Lors d’une récente réunion de représentants européens discutant les stocks de pétrole, de diesel et d’essenc , le commissaire européen à l’énergie a déclaré : « Le pétrole est important. Le manque de diesel pourrait entraîner des grèves. Nous ne voulons pas que nos camions fassent la queue pour du diesel », ajoutant « Cette période est-elle comparable à celle de 1973 ? » En effet, les prix à terme du gaz sur le marché TTF néerlandais (la référence en Europe) ont augmenté de 40% juste avant l’arrivée d’un nouvel hiver sans gaz russe en Europe, du moins sur le papier.

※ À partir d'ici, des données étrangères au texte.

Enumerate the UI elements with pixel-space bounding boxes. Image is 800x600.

Dans une moindre mesure, les prix à terme du pétrole brut Brent ont augmenté de 7%.
Cependant, il semble que, cinq décennies plus tard, la situation soit sensiblement différente : les États-Unis sont le plus grand producteur mondial de pétrole et de gaz, les membres de l’OPEP sont moins unis et ont plus d’intérêts combinés avec ceux de l’Occident, et la plupart des pays potentiellement concernés ont des approvisionnements et des réserves plus diversifiés. Mais cette réalité pourrait être dépassée si Israël poursuit son plan d’invasion du territoire palestinien et si le conflit continue de s’intensifier et de s’étendre à toute la région. Le rôle de l’Iran, puissance exportatrice d’hydrocarbures grâce à l’allègement des sanctions, doit être pris en compte car il contrôle le détroit d’Ormuz, où circule 30 % du commerce international du pétrole et où existe déjà un différend ouvert avec les États-Unis et Israël .

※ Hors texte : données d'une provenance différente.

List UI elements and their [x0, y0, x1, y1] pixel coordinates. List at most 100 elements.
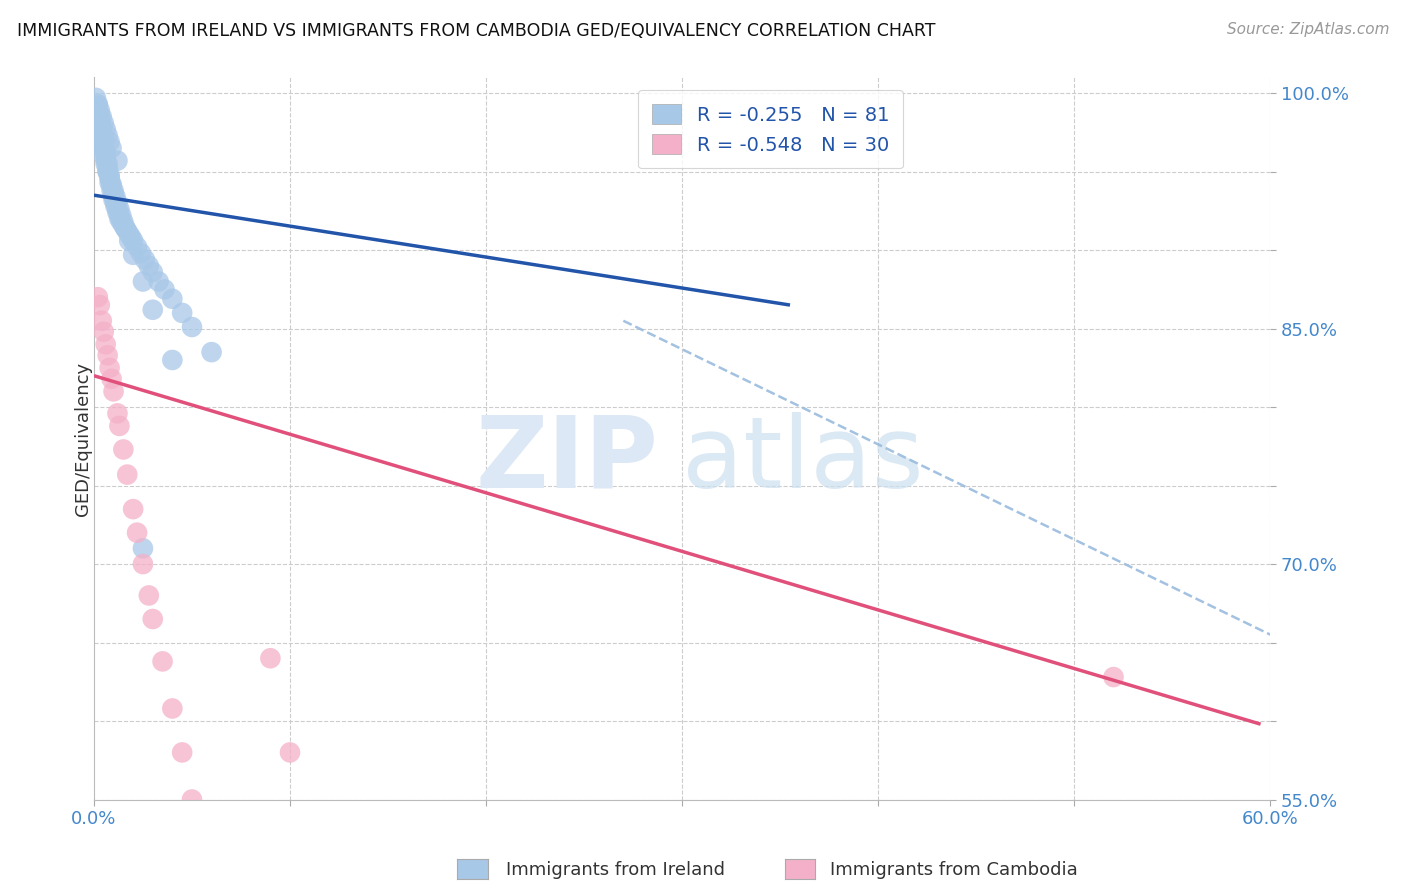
Point [142, 265, 165, 279]
Point [153, 282, 176, 296]
Point [259, 651, 281, 665]
Point [94, 149, 117, 163]
Point [93, 116, 115, 130]
Point [219, 887, 242, 892]
Point [87, 105, 110, 120]
Point [100, 177, 122, 191]
Point [90, 130, 112, 145]
Point [142, 612, 165, 626]
Point [162, 353, 184, 368]
Text: IMMIGRANTS FROM IRELAND VS IMMIGRANTS FROM CAMBODIA GED/EQUIVALENCY CORRELATION : IMMIGRANTS FROM IRELAND VS IMMIGRANTS FR… [17, 22, 935, 40]
Point [110, 209, 132, 223]
Point [112, 218, 135, 232]
Point [104, 199, 127, 213]
Point [125, 240, 148, 254]
Point [117, 467, 139, 482]
Point [94, 153, 117, 168]
Point [239, 871, 262, 885]
Point [107, 205, 129, 219]
Point [98, 168, 121, 182]
Point [100, 372, 122, 386]
Point [107, 202, 129, 217]
Point [1102, 670, 1125, 684]
Point [117, 224, 139, 238]
Point [97, 348, 120, 362]
Point [152, 654, 174, 668]
Text: ZIP: ZIP [475, 411, 658, 508]
Point [103, 184, 125, 198]
Point [93, 136, 115, 151]
Point [172, 306, 194, 320]
Point [108, 202, 131, 217]
Point [90, 120, 112, 135]
Point [100, 141, 122, 155]
Point [97, 161, 120, 176]
Point [107, 196, 129, 211]
Point [94, 337, 117, 351]
Point [181, 320, 204, 334]
Text: atlas: atlas [682, 411, 924, 508]
Point [132, 275, 155, 289]
Point [104, 190, 127, 204]
Point [97, 164, 120, 178]
Point [93, 141, 115, 155]
Point [89, 103, 111, 118]
Point [100, 184, 122, 198]
Point [87, 290, 110, 304]
Point [138, 259, 160, 273]
Point [112, 215, 135, 229]
Point [87, 97, 110, 112]
Point [103, 186, 125, 201]
Point [572, 855, 595, 870]
Point [89, 118, 111, 132]
Point [142, 302, 165, 317]
Point [89, 112, 111, 126]
Point [93, 133, 115, 147]
Point [122, 248, 145, 262]
Point [181, 792, 204, 806]
Point [97, 128, 120, 143]
Point [200, 879, 222, 892]
Point [87, 98, 110, 112]
Point [98, 360, 121, 375]
Point [103, 190, 125, 204]
Point [278, 746, 301, 760]
Point [94, 157, 117, 171]
Point [114, 221, 136, 235]
Point [108, 209, 131, 223]
Point [97, 157, 120, 171]
Point [89, 108, 111, 122]
Point [162, 292, 184, 306]
Point [90, 124, 112, 138]
Point [90, 110, 112, 124]
Point [98, 135, 121, 149]
Point [118, 234, 141, 248]
Point [84, 91, 107, 105]
Point [120, 230, 142, 244]
Point [103, 384, 125, 399]
Point [110, 215, 132, 229]
Point [90, 314, 112, 328]
Point [132, 541, 155, 556]
Point [89, 133, 111, 147]
Point [94, 122, 117, 136]
Point [108, 418, 131, 433]
Point [134, 252, 156, 267]
Point [112, 442, 135, 457]
Point [98, 170, 121, 185]
Point [100, 178, 122, 193]
Point [90, 141, 112, 155]
Point [129, 246, 152, 260]
Point [162, 701, 184, 715]
Point [114, 221, 136, 235]
Point [93, 325, 115, 339]
Point [93, 149, 115, 163]
Point [89, 298, 111, 312]
Point [108, 211, 131, 226]
Y-axis label: GED/Equivalency: GED/Equivalency [75, 361, 91, 516]
Point [97, 164, 120, 178]
Point [377, 887, 399, 892]
Point [94, 145, 117, 159]
Point [107, 153, 129, 168]
Point [118, 227, 141, 242]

Le Qatar, premier exportateur mondial de gaz naturel liquéfié, possède Al Jazeera, l’un des rares médias à porter un regard critique sur le conflit israélo-palestinien. Récemment, les États-Unis ont appelé le Qatar à baisser d’un ton car, selon Washington, il enflammait l’opinion publique. La Turquie est un territoire de transit pour deux des principaux gazoducs et oléoducs vers l’Europe (le BTC et le Corridor gazier sud), et son président, Recep Tayyip Erdoğan, a accusé Israël de crimes de guerre avec la complicité de l’Occident lors de la manifestation massive à Istanbul. En outre, le rapprochement israélien avec l’Arabie saoudite – qui visait à isoler l’Iran – a été complètement gelé, de plus le rôle de l’Égypte est essentiel pour les routes d’exportation de gaz vers l’Europe.
L’Union européenne poursuit sa quête d’indépendance énergétique sans trop se soucier de ce que font ses partenaires stratégiques. Comme on pouvait s’y attendre, les enquêtes sur le sabotage du Nord Stream et du gazoduc entre la Finlande et l’Estonie n’ont toujours pas abouti. Mais ce qui est vraiment important pour la diplomatie européenne et les puissances occidentales, c’est garantir des approvisionnements bon marché et s’assurer que le butin de guerre tombe entre les mains d’un partenaire stable et privilégié, sans se soucier de l’absence de crédibilité morale ni du coût en vies humaines.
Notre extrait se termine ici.